Mereka melansir berbagai ayat dan riwayat sebagai alat legitimasi untuk
menekan Ahok.
Padahal, jejak
rekam kepemimpinan Ahok sebagai Gubernur Jakarta selama beberapa tahun
menggantikan Jokowi yang terpilih sebagai Presiden menunjukkan kesesuaian
ekspektasi masyarakat Jakarta yang merindukan pemimpin amanah. Hal ini bisa
dicermati dari berbagai terobosan Ahok dalam mengelola administrasi
kepemerintahan Jakarta secara transparan dan akuntabel.
Dia juga
berani menindak sikap despotik berbagai aparat dan oknum yang menyalahgunakan
kekuasaan. Dia pun bersedia merumuskan kebijakan yang bisa diakses masyarakat
luas dan mengubah pola kepemimpinan horizontal sehingga siapa pun yang
memenuhi syarat, bisa tampil di pucuk pimpinan.
Di samping
itu, sikap amanah yang dimanifestasikan Ahok dapat dicermati pula pada
komitmennya dalam menjalankan karakter kepemimpinan yang berani dan bernyali.
Dia tidak memperjualbelikan jabatan untuk kepentingan dirinya. Dia tidak
takut ancaman sekelompok orang yang dapat merugikan orang banyak.

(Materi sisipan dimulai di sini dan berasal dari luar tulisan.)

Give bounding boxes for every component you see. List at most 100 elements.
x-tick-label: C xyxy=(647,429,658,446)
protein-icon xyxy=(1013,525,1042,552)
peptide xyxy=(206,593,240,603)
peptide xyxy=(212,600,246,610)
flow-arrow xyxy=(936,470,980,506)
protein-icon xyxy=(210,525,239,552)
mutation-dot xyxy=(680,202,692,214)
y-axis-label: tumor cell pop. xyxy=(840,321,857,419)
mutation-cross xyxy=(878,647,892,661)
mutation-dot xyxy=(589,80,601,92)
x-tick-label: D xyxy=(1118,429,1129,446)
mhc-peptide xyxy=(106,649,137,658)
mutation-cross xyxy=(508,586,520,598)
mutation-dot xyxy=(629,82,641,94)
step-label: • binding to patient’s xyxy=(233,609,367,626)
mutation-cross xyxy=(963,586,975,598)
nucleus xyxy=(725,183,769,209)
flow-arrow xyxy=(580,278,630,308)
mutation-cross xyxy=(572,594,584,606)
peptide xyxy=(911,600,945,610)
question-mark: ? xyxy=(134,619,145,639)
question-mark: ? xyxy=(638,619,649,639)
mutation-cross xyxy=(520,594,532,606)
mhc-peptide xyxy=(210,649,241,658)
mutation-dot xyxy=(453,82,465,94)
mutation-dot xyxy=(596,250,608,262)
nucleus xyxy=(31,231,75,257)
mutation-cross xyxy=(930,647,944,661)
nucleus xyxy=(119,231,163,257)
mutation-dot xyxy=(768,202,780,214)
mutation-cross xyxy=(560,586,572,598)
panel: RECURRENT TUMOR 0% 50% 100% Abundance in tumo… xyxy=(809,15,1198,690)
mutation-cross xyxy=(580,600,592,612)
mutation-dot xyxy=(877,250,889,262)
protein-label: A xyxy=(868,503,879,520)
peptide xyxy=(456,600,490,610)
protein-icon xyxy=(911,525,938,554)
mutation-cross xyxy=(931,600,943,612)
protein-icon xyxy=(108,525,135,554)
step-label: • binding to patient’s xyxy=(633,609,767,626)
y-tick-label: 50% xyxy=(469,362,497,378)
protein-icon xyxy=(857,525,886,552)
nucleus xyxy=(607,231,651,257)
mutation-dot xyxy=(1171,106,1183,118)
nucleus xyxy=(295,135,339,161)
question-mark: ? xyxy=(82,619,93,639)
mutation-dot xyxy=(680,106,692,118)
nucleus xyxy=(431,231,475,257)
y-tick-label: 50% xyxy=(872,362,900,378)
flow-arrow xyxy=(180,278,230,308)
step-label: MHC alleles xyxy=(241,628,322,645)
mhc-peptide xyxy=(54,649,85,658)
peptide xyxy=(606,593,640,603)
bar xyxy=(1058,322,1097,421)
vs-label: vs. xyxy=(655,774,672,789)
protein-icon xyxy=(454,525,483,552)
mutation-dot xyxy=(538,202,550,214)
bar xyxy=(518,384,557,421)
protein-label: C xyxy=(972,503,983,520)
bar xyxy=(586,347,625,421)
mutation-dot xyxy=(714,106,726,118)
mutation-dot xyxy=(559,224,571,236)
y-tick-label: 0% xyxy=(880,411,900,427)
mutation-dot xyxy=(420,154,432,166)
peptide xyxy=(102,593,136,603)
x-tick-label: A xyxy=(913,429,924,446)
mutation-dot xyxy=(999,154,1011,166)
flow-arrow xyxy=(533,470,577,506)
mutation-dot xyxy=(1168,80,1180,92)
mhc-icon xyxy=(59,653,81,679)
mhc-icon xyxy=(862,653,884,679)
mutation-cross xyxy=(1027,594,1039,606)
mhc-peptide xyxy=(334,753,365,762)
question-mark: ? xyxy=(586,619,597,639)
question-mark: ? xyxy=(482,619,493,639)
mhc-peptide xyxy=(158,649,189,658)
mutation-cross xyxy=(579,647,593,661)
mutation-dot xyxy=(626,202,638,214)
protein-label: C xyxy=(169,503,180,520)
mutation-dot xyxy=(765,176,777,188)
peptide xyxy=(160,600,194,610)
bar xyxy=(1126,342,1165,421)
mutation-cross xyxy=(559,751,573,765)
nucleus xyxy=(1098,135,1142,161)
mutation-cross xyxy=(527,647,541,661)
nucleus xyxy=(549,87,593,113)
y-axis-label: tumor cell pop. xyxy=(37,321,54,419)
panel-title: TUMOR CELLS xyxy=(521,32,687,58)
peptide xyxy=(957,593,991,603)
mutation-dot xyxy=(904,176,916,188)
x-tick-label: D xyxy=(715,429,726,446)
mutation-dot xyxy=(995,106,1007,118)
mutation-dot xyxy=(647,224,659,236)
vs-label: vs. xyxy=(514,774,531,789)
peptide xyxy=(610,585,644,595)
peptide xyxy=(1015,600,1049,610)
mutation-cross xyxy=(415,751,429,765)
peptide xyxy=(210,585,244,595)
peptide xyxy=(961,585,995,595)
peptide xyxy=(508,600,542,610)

Kesediaannya mematuhi aturan konstitusi yang menjadi ajaran hidup bernegara.
Dia juga tegas dalam menghadapi segala macam ancaman kelompok masyarakat yang
memiliki muatan kepentingan tertentu.
Oase
Dengan
demikian, sesungguhnya kehadiran Ahok menjadi oase bagi masyarakat Jakarta
yang merindukan pemimpin berani merombak struktur dan kultur kepemerintahan
yang selama ini menjadi benalu bagi tercapainya kesejahteraan masyarakat.
Ahok mengekspresikan naluri kekuatan berupa profesionalisme dalam menyajikan
berbagai aturan dan peraturan yang berpihak kepada kepentingan masyarakat
luas. Tidak heran bila di berbagai kesempatan, dia selalu tegas dan teguh
dalam menyampaikan sikap politiknya untuk menjalankan kekuasaan guna
meningkatkan kesejahteraan warga.
Dalam kaitan
ini, berbagai performa Ahok dalam menjalankan jabatan secara amanah,
akuntabel, transparan, dan jujur tersebut dapat dikategorikan sebagai model
kepemimpinan islami. Sebab, secara substantif, prinsip kepemimpinan islami
harus mampu melahirkan kebijakan berdasarkan kepentingan rakyat. Dalam akidah
fikih disebut tasharraful imam ‘ala ar ro’iyah manuthun bil maslahah.
Dalam sebuah
forum diskusi, KH Malik Madani (Katib ‘Am PBNU periode 2010–2015) memaparkan
pandangan tentang ukhuwah islamiyah dalam bingkai persatuan dan kesatuan
bangsa Indonesia yang sangat bernas. Secara epistemologis, ukhuwah islamiyah
adalah persaudaraan berdasarkan nilai-nilai Islam. dia tak sekadar
meniscayakan hubungan persaudaraan dengan sesama umat Islam saja, tetapi
dengan setiap manusia, meskipun berbeda keyakinan dan agama. Landasannya
nilai-nilai saling menghormati dan menghargai.
Paparan KH
Malik Madani menggambarkan hal serupa. Artinya, bisa jadi pula kepemimpinan
islami tidak hanya mengacu pada semangat lahiriah yang hanya berkutat soal
identitas keislaman. Dia juga mengacu pada nilai-nilai spirit dan ajaran dalam
Islam seperti dapat dipercaya, cakap menyampaikan gagasan, amanah, dan jujur.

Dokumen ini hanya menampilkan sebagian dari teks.